Im Ergebnis teilt der Senat insoweit die Auffassung des FG, zu der es im Rahmen seiner Hilfserwägungen bezüglich des Bestehens eines allgemeinen öffentlich-rechtlichen Bereicherungsanspruchs gelangt ist. Entgegen den Ausführungen unter Nr. 1 der Vorentscheidung kommt das FG in diesem Zusammenhang nämlich zu der Überzeugung, daß die gemeinsam von Klägerin und HZA der Zahlung der Ausfuhrvergünstigungen gegebene Zweckbestimmung die Erfüllung der Ansprüche auf Gewährung der Ausfuhrvergünstigungen entsprechend den an die F gerichteten Bescheiden war und demnach eine Vermögensverschiebung nur zwischen dem HZA und der F stattgefunden habe. Dies ergibt sich aus dem Abtretungsvertrag, auf den die Vorinstanz Bezug nimmt. Danach hat die F ihre Forderungen aus Ausfuhrvergünstigungen nur zur Sicherheit an die Klägerin abgetreten. Der F blieb es überlassen, den Zahlungsweg zu bestimmen. Der Senat folgt der auch in BGHZ 105, 365 - für den Fall eines entsprechenden Anspruchs nach § 812 BGB - vertretenen Auffassung, daß es für die Frage, gegen wen der Rückforderungsanspruch zu richten sei, entscheidend auf die wirtschaftlichen Umstände und nicht auf die rechtsformalen Gegebenheiten ankommt. In Anwendung dieser Grundsätze ist zu berücksichtigen, daß die Sicherungsabtretung durch einen Widerspruch zwischen ihrer rechtlichen Tragweite und ihrem wirtschaftlichen Zweck gekennzeichnet ist (Palandt/Heinrichs, a.a.O., § 398 Anm.6). Rechtlich tritt der Sicherungsnehmer (Abtretungsempfänger) voll in die Rechtsposition des Sicherungsgebers (Abtretenden) ein und nimmt die Rechte des ursprünglichen Gläubigers wahr. Wirtschaftlich dagegen dient die Abtretung nur zur Sicherung etwaiger Forderungen des Abtretungsempfängers und wird aufgrund der im Innenverhältnis zwischen Abtretendem und Abtretungsempfänger getroffenen Abreden nur geltend gemacht, wenn der Sicherungsfall eintritt (vgl. Roth in Münchener Kommentar zum Bürgerlichen Gesetzbuch, 2. Aufl., § 398 Anm.74).

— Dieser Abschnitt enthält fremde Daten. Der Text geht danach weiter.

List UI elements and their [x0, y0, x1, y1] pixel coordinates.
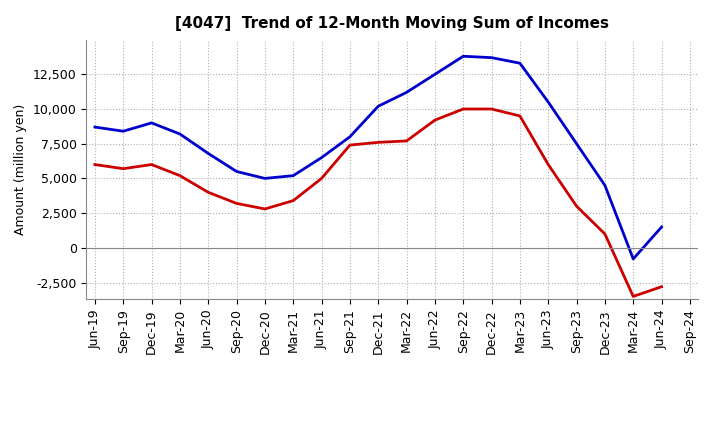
Ordinary Income: [600, 183, 609, 188]
Ordinary Income: [261, 176, 269, 181]
Net Income: [148, 162, 156, 167]
Ordinary Income: [318, 155, 326, 160]
Net Income: [374, 139, 382, 145]
Line: Ordinary Income: Ordinary Income: [95, 56, 662, 259]
Net Income: [431, 117, 439, 123]
Net Income: [516, 114, 524, 119]
Ordinary Income: [148, 120, 156, 125]
Net Income: [600, 231, 609, 237]
Ordinary Income: [204, 151, 212, 156]
Net Income: [572, 204, 581, 209]
Net Income: [176, 173, 184, 178]
Net Income: [233, 201, 241, 206]
Ordinary Income: [402, 90, 411, 95]
Ordinary Income: [459, 54, 467, 59]
Ordinary Income: [629, 257, 637, 262]
Net Income: [346, 143, 354, 148]
Net Income: [204, 190, 212, 195]
Ordinary Income: [374, 103, 382, 109]
Ordinary Income: [544, 99, 552, 105]
Net Income: [289, 198, 297, 203]
Y-axis label: Amount (million yen): Amount (million yen): [14, 104, 27, 235]
Net Income: [544, 162, 552, 167]
Net Income: [119, 166, 127, 171]
Ordinary Income: [657, 224, 666, 230]
Ordinary Income: [119, 128, 127, 134]
Ordinary Income: [346, 134, 354, 139]
Ordinary Income: [572, 141, 581, 147]
Net Income: [402, 138, 411, 143]
Ordinary Income: [516, 61, 524, 66]
Ordinary Income: [176, 132, 184, 137]
Ordinary Income: [91, 125, 99, 130]
Line: Net Income: Net Income: [95, 109, 662, 297]
Ordinary Income: [487, 55, 496, 60]
Net Income: [318, 176, 326, 181]
Net Income: [459, 106, 467, 112]
Net Income: [91, 162, 99, 167]
Ordinary Income: [431, 72, 439, 77]
Net Income: [629, 294, 637, 299]
Title: [4047]  Trend of 12-Month Moving Sum of Incomes: [4047] Trend of 12-Month Moving Sum of I…: [176, 16, 609, 32]
Net Income: [261, 206, 269, 212]
Net Income: [487, 106, 496, 112]
Net Income: [657, 284, 666, 290]
Ordinary Income: [289, 173, 297, 178]
Ordinary Income: [233, 169, 241, 174]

Der bloße Sicherungszweck der Abtretung ergibt sich im vorliegenden Fall insbesondere daraus, daß es der F überlassen blieb, in ihrem Zahlungsantrag den Zahlungsweg zu bestimmen. Aus dieser Vertragsgestaltung ergibt sich jedenfalls in dem hier strittigen Fall, daß das HZA die Ausfuhrvergünstigungen tatsächlich an die F geleistet hat. Deshalb kann das HZA das Gezahlte auch nur von dieser zurückfordern; ein Rückforderungsanspruch gegen die Klägerin ist somit unbegründet.